The first energy storage from the BMW-i3 batteries is being built at the 122 MW onshore wind farm “Princess Alexia” near Amsterdam. With a capacity of 3.2 megawatts (MW), it is Vattenfall’s first large storage project in the Netherlands.
Pending on a final investment decision the largest battery storage will be built at the Vattenfall wind farm Pen y Cymoedd (230 MW) in South Wales – a 22-megawatt storage facility, which will help to support the stability of the country-wide power grid in the UK as part of the so-called EFR (Enhanced Frequency Response) service.
As part of the project “Norddeutsche Energiewende NEW 4.0”, Vattenfall, together with the Hamburg University of Applied Sciences (HAW) and the company Nordex, will implement a large battery storage at the future wind farm in Hamburg-Bergedorf.
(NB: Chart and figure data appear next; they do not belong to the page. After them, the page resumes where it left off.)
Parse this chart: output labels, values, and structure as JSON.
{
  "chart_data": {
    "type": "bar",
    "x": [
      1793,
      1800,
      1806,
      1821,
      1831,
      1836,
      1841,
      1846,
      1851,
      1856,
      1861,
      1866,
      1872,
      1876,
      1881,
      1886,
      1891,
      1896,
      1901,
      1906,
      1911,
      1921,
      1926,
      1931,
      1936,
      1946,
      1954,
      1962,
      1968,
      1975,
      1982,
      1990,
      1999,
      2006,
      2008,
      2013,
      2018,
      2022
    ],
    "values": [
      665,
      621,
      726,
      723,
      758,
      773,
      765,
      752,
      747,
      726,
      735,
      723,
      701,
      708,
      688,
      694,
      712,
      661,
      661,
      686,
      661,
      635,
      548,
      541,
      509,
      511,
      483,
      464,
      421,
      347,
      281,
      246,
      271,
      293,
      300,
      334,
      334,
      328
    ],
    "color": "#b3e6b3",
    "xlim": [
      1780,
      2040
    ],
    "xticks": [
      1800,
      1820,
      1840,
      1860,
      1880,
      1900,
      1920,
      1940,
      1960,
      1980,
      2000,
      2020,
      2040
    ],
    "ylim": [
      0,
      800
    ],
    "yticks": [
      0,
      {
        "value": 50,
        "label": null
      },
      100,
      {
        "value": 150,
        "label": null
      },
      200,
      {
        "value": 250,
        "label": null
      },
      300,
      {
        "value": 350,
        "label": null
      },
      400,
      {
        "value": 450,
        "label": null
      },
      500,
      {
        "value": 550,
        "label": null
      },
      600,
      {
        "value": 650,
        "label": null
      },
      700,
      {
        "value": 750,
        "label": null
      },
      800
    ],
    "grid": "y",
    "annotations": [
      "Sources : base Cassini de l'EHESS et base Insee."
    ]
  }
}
This is a so-called storage control unit made of batteries. It is meant to maintain the security of supply with a feed-in of 100 percent renewable energy. In addition, the battery storage contributes to the improvement of the network quality and the more efficient use of the existing network structure. Other possible applications would be electricity storage in private households. Energy storage solutions are an important part of Vattenfall’s strive to power climate smarter living.